Pelosi representatives chided CAGW’s report as dubious. “Hunters Point-Bayview area has been a focus for 19 years and her priority in this project is how to rectify the severe environmental problems that exist there,” spokesman Drew Hammill said.

Feinstein said she and Pelosi secured a total of $82 million for the Hunters Point cleanup, along with $11 million to continue construction of the Central Subway Project for the San Francisco Municipal Railway.

“Without earmarks, it is unlikely that any of these priorities for the Bay Area would have been funded,” she said.

Extraterrestrials, fruit flies are pork under fire

California lawmakers this year set aside $1.6 million in federal money to scan the skies for extraterrestrials and another $200,000 to research the olive fruit fly in Paris — just a few expenses on a long list of “unbelievably wasteful” spending measures, a new report charges.

Another $4.8 million was earmarked for air conditioning at a military housing complex in Twentynine Palms, $500,000 was set to upgrade eight blocks of an upscale neighborhood near the U.S. Capitol and another $49,000 was reserved for the construction of a mule museum in the Central Valley, the report added.

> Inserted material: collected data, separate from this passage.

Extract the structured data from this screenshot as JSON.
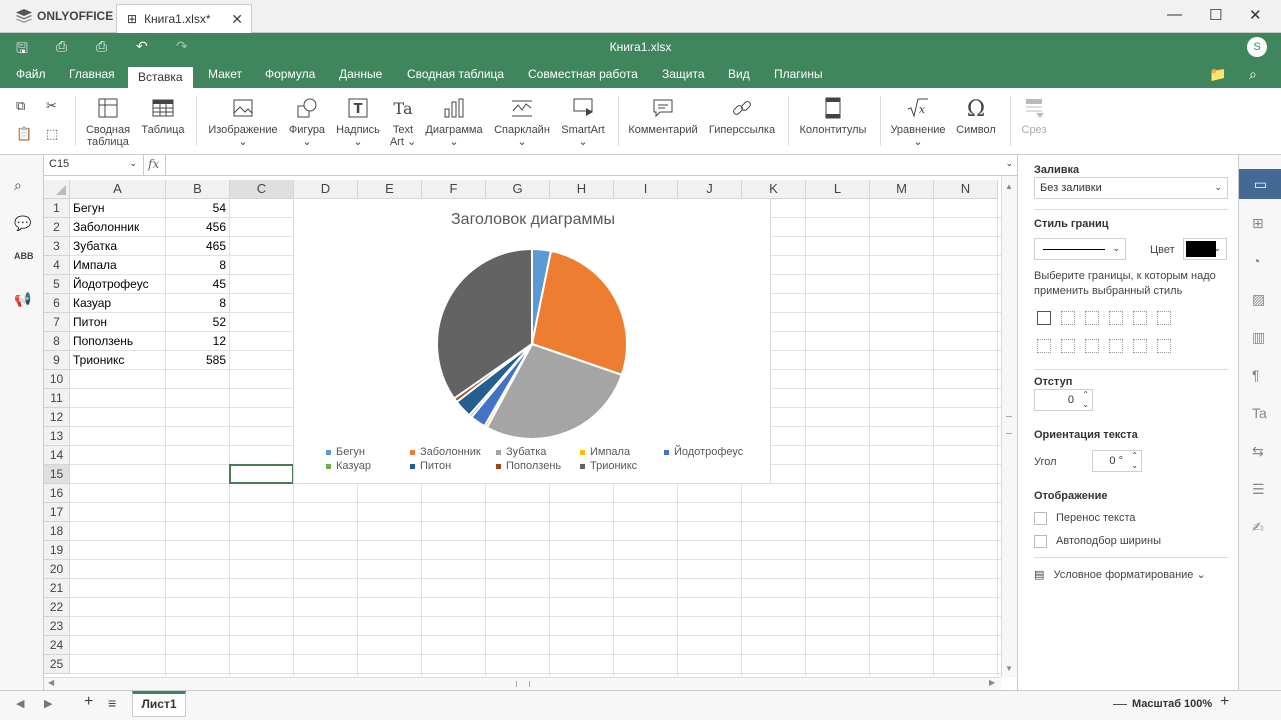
{
  "app": {
    "brand": "ONLYOFFICE",
    "doc_tab": "Книга1.xlsx*",
    "title": "Книга1.xlsx",
    "avatar": "S"
  },
  "menu": [
    "Файл",
    "Главная",
    "Вставка",
    "Макет",
    "Формула",
    "Данные",
    "Сводная таблица",
    "Совместная работа",
    "Защита",
    "Вид",
    "Плагины"
  ],
  "menu_active": "Вставка",
  "toolbar": {
    "pivot": [
      "Сводная",
      "таблица"
    ],
    "table": "Таблица",
    "image": "Изображение",
    "shape": "Фигура",
    "textbox": "Надпись",
    "textart": [
      "Text",
      "Art"
    ],
    "chart": "Диаграмма",
    "sparkline": "Спарклайн",
    "smartart": "SmartArt",
    "comment": "Комментарий",
    "hyperlink": "Гиперссылка",
    "headers": "Колонтитулы",
    "equation": "Уравнение",
    "symbol": "Символ",
    "slicer": "Срез"
  },
  "formula_bar": {
    "cell_ref": "C15",
    "fx": "fx",
    "value": ""
  },
  "columns": [
    "A",
    "B",
    "C",
    "D",
    "E",
    "F",
    "G",
    "H",
    "I",
    "J",
    "K",
    "L",
    "M",
    "N"
  ],
  "selected_col": "C",
  "selected_row": "15",
  "rows": [
    "1",
    "2",
    "3",
    "4",
    "5",
    "6",
    "7",
    "8",
    "9",
    "10",
    "11",
    "12",
    "13",
    "14",
    "15",
    "16",
    "17",
    "18",
    "19",
    "20",
    "21",
    "22",
    "23",
    "24",
    "25"
  ],
  "cells": [
    {
      "name": "Бегун",
      "value": "54"
    },
    {
      "name": "Заболонник",
      "value": "456"
    },
    {
      "name": "Зубатка",
      "value": "465"
    },
    {
      "name": "Импала",
      "value": "8"
    },
    {
      "name": "Йодотрофеус",
      "value": "45"
    },
    {
      "name": "Казуар",
      "value": "8"
    },
    {
      "name": "Питон",
      "value": "52"
    },
    {
      "name": "Поползень",
      "value": "12"
    },
    {
      "name": "Трионикс",
      "value": "585"
    }
  ],
  "chart_data": {
    "type": "pie",
    "title": "Заголовок диаграммы",
    "categories": [
      "Бегун",
      "Заболонник",
      "Зубатка",
      "Импала",
      "Йодотрофеус",
      "Казуар",
      "Питон",
      "Поползень",
      "Трионикс"
    ],
    "values": [
      54,
      456,
      465,
      8,
      45,
      8,
      52,
      12,
      585
    ],
    "colors": [
      "#5b9bd5",
      "#ed7d31",
      "#a5a5a5",
      "#ffc000",
      "#4472c4",
      "#70ad47",
      "#255e91",
      "#9e480e",
      "#636363"
    ],
    "legend": "bottom"
  },
  "right_panel": {
    "fill_label": "Заливка",
    "fill_value": "Без заливки",
    "border_style_label": "Стиль границ",
    "color_label": "Цвет",
    "border_color": "#000000",
    "border_hint": [
      "Выберите границы, к которым надо",
      "применить выбранный стиль"
    ],
    "indent_label": "Отступ",
    "indent_value": "0",
    "orient_label": "Ориентация текста",
    "angle_label": "Угол",
    "angle_value": "0 °",
    "display_label": "Отображение",
    "wrap_label": "Перенос текста",
    "autofit_label": "Автоподбор ширины",
    "cond_format": "Условное форматирование"
  },
  "status": {
    "sheet": "Лист1",
    "zoom": "Масштаб 100%"
  }
}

“Why can’t we use this money to bring back $1,000 per child tax credit instead?” said Tom Schatz, president of Citizens Against Government Waste, who authored the report.

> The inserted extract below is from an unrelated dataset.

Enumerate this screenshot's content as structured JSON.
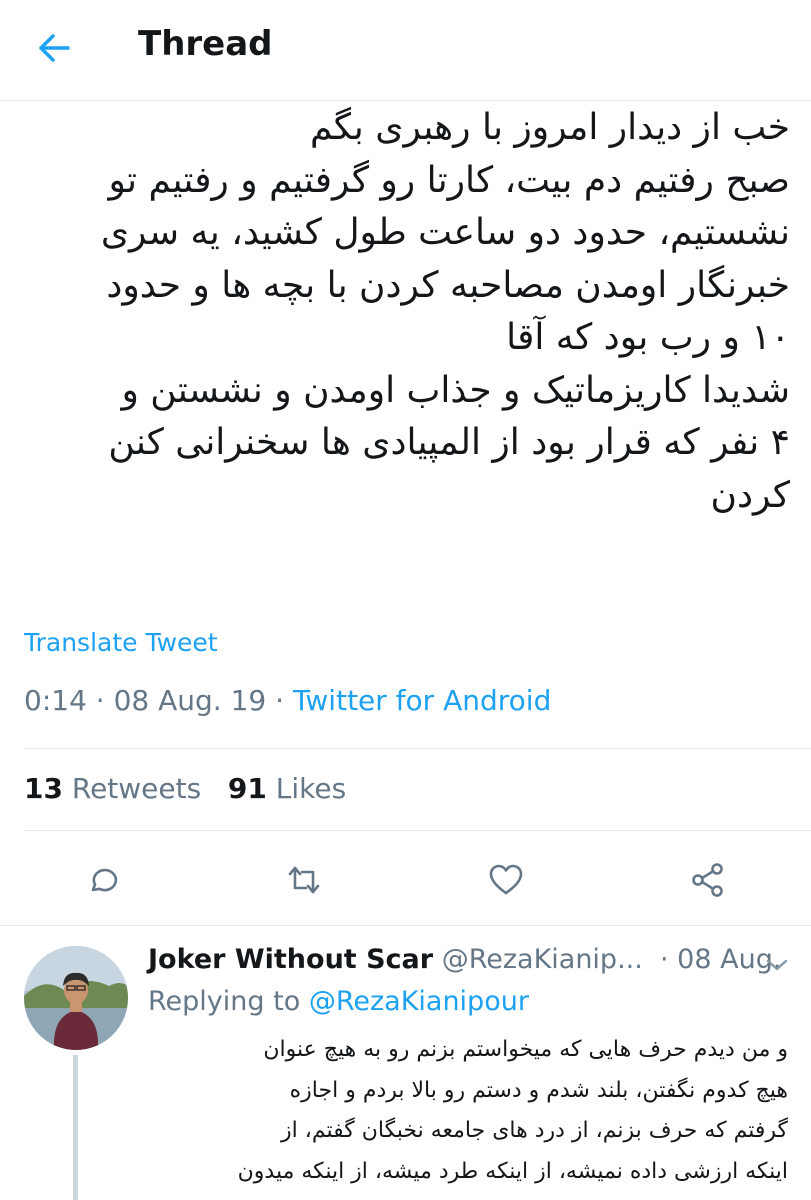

The report called funding for the construction of a gigantic telescope northeast of San Francisco “an Unidentified Fiscal Object.” Lawmakers said the Allen Telescope Array project would spot threats to U.S. satellites, but the report said the telescope is specifically designed to capture aliens hanging out in deep space. Half of the $50 million project was funded by Microsoft co-founder Paul Allen, and the alien-detector has already received $5.6 million in federal money, aside from the $1.6 million supported by Rep. Anna Eshoo, D-Palo Alto.

“When was the last time aliens attacked the Earth?” Schatz said. He said defense money is sponsoring the telescope, which is “clearly not a matter of national security by any stretch of the imagination.”

Eshoo, whose district includes portions of San Mateo, Santa Clara and Santa Cruz counties, lambasted the CAGW report.

“Had [CAGW] done their homework on this funding issue they would have found that one of the Defense Department’s key missions is space situational awareness,” she said. Eshoo said the funding would help “find and track stealth satellites, vehicles dispatched to destroy U.S. space assets, or even identify ‘space junk’ endangering an American satellite.”